“None of your business!” replied Jimmie.
“I’ve been out there once to-night!” said the cabman, “and the party I drew beat me out of my fare.”
“That’s got nothing to do with us!” replied Carl.
“It’ll cost you ten dollars!” growled the cabman.
“Say, look here!” Jimmie exclaimed. “You’re a bigger robber than the New York cabmen! It’s only a mile to the field, and we’ll walk just to show you that we don’t have to use your rickety old cab.”
With a snarl and a frown the cabman climbed back up on his seat and gave every appearance of dropping into sound slumber.

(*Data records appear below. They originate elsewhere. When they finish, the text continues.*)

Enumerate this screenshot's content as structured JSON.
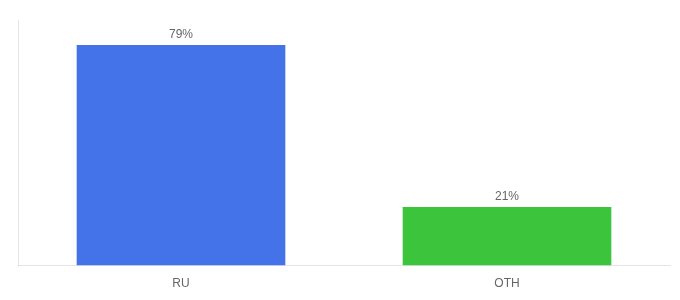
{
  "chart_data": {
    "type": "bar",
    "categories": [
      "RU",
      "OTH"
    ],
    "values": [
      79,
      21
    ],
    "colors": [
      "#4472e8",
      "#3dc43d"
    ],
    "value_labels": [
      "79%",
      "21%"
    ],
    "data_labels": true,
    "ylim": [
      0,
      88
    ],
    "tick_labels": "x",
    "grid": false
  }
}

“Now what do you think of that for a thief?” asked Carl, as the boys hastened away toward the field. “I’d walk ten miles before I’d give that fellow a quarter!”
“We’ve got plenty of time,” Jimmie answered. “The moon won’t be up for an hour yet. Perhaps we’d better walk up anyway, for then we can enter the field quietly and see what’s going on.”
On the way out the lads met several parties returning from the field, and when they reached the opening in the fence they saw that many curious persons were still present. There were at least half a dozen vehicles of different kinds gathered close about the roped-off circle.
“Say,” Carl exclaimed as the boys passed into the field, “look at that old rattletrap on the right. Isn’t that the same vehicle the cabman pretended to go asleep on as we came away?”